Ce cadre a une implication thérapeutique radicale. Si le cancer est une perte de signal, le traitement ne consiste pas à détruire la cellule rebelle. Il consiste à restaurer sa connexion au réseau. C'est exactement ce que plusieurs équipes testent en ce moment — notamment en manipulant le potentiel transmembranaire de cellules cancéreuses en culture, avec des résultats qui dépassent les meilleurs agents chimiothérapeutiques sur certains modèles in vitro.

Voici la conclusion que l'analyse des systèmes impose, et elle est délibérément tranchée.
La chimiothérapie et la radiothérapie sont des approches à haute entropie : on injecte de l'énergie destructrice dans un système complexe en espérant endommager préférentiellement les cellules malades. Le coût biologique est massif, les dommages collatéraux sont documentés, et le taux de récidive reste une limite structurelle de l'approche.
La thérapie bioélectrique est une approche à faible entropie : on restaure un signal de cohérence en ciblant le canal d'information plutôt que la matière. Énergie d'intervention minimale, spécificité maximale, et une cible — le champ électrique — qui ne peut pas développer de résistance par mutation génétique, parce que le problème n'était pas génétique au départ.
Ce n'est pas une promesse de guérison universelle. La biologie est trop complexe pour les formulations absolues. Mais les résultats du groupe de Levin, et ceux d'équipes indépendantes qui répliquent ses protocoles, indiquent clairement que nous approchons d'une reclassification fondamentale de ce qu'est le cancer.
Pas une maladie des gènes. Une maladie du signal.
Et si c'est vrai — si la structure dépend du signal, à l'échelle cellulaire comme peut-être à l'échelle cosmologique — alors la question qui change tout n'est plus « comment détruire ce qui ne fonctionne pas ? » C'est : quel signal manque, et comment le restaurer ?
Sources
¹ Finkelstein, A. et al. (2022). « JWST observations of high-redshift galaxy candidates. » The Astrophysical Journal Letters, 940(2).
² Labbé, I. et al. (2023). « A population of red candidate massive galaxies ~600 Myr after the Big Bang. » Nature, 616, 266–269.
³ Levin, M. et al. (2019). « Bioelectric code: An ancient computational medium for dynamic control of growth and form. » Biosystems, 164, 76–93.
⁴ Rolfe, D.F.S. & Brown, G.C. (1997). « Cellular energy utilization and molecular origin of standard metabolic rate in mammals. » Physiological Reviews, 77(3), 731–758.
⁵ Levin, M. (2023). « Darwin's agentive animals: on the role of goal-directedness in evolution. » Biological Journal of the Linnean Society, 139(4).

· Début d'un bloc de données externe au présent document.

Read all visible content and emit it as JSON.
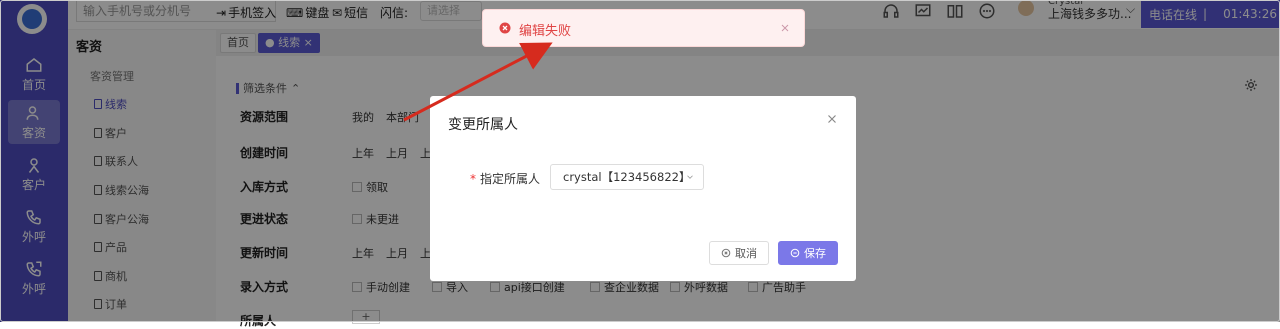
{
  "nav": {
    "items": [
      {
        "label": "首页",
        "icon": "home-icon"
      },
      {
        "label": "客资",
        "icon": "users-icon"
      },
      {
        "label": "客户",
        "icon": "user-icon"
      },
      {
        "label": "外呼",
        "icon": "phone-out-icon"
      },
      {
        "label": "外呼",
        "icon": "phone-call-icon"
      }
    ]
  },
  "topbar": {
    "search_placeholder": "输入手机号或分机号",
    "sign_in": "手机签入",
    "keyboard": "键盘",
    "sms": "短信",
    "flash_label": "闪信:",
    "flash_placeholder": "请选择",
    "user_name": "Crystal",
    "company": "上海钱多多功...",
    "phone_status": "电话在线",
    "timer": "01:43:26"
  },
  "subnav": {
    "title": "客资",
    "group": "客资管理",
    "items": [
      "线索",
      "客户",
      "联系人",
      "线索公海",
      "客户公海",
      "产品",
      "商机",
      "订单"
    ]
  },
  "tabs": {
    "home": "首页",
    "current": "线索",
    "current_close": "×"
  },
  "filters": {
    "header": "筛选条件",
    "rows": [
      {
        "label": "资源范围",
        "options": [
          "我的",
          "本部门"
        ]
      },
      {
        "label": "创建时间",
        "options": [
          "上年",
          "上月",
          "上"
        ]
      },
      {
        "label": "入库方式",
        "options": [
          "领取"
        ]
      },
      {
        "label": "更进状态",
        "options": [
          "未更进"
        ]
      },
      {
        "label": "更新时间",
        "options": [
          "上年",
          "上月",
          "上"
        ]
      },
      {
        "label": "录入方式",
        "options": [
          "手动创建",
          "导入",
          "api接口创建",
          "查企业数据",
          "外呼数据",
          "广告助手"
        ]
      },
      {
        "label": "所属人",
        "options": [
          "+"
        ]
      }
    ]
  },
  "modal": {
    "title": "变更所属人",
    "field_label": "指定所属人",
    "required_mark": "*",
    "selected_value": "crystal【123456822】",
    "cancel_label": "取消",
    "save_label": "保存"
  },
  "toast": {
    "message": "编辑失败",
    "status": "error"
  },
  "colors": {
    "brand": "#4f4ec2",
    "accent": "#7b78e8",
    "error": "#e04545",
    "annotation_arrow": "#d62b1e"
  }
}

⁶ Chernet, B. & Levin, M. (2013). « Endogenous Voltage Potentials and the Microenvironment in Cancer Metastasis. » Frontiers in Physiology, 4, 143.
Note personnelle
Quand j'ai croisé les observations du JWST et les travaux de Levin dans la même semaine — fin 2023 — ce n'était pas une coïncidence programmatique. J'avais lu Greene sur les galaxies anormales le matin et regardé une conférence de Levin sur l'électrome le lendemain soir. C'est le genre de juxtaposition qui arrive quand vous consommez de l'information en dehors des silos disciplinaires, seul dans un bureau à Roberval avec une connexion internet et beaucoup de café.
La connexion m'a frappé immédiatement : dans les deux cas, on observe de la complexité qui émerge plus vite et plus efficacement qu'un modèle ascendant ne peut l'expliquer. Dans les deux cas, la clé semble être un champ — gravitationnel d'un côté, bioélectrique de l'autre — qui porte de l'information de niveau supérieur sur la structure qui doit émerger.
Je n'ai pas les outils mathématiques pour formaliser une « constante de cohérence » universelle. C'est peut-être une métaphore utile, peut-être quelque chose de plus. Ce que je peux affirmer est plus modeste : les systèmes complexes semblent développer des mécanismes de signalisation qui court-circuitent la lenteur de l'accumulation aléatoire. Le signal précède et structure la matière.
Si c'est vrai en biologie, ça change radicalement ce qu'on cible quand on veut changer un système. On ne détruit pas la matière. On restaure le signal. Et cette logique vaut bien au-delà de la médecine.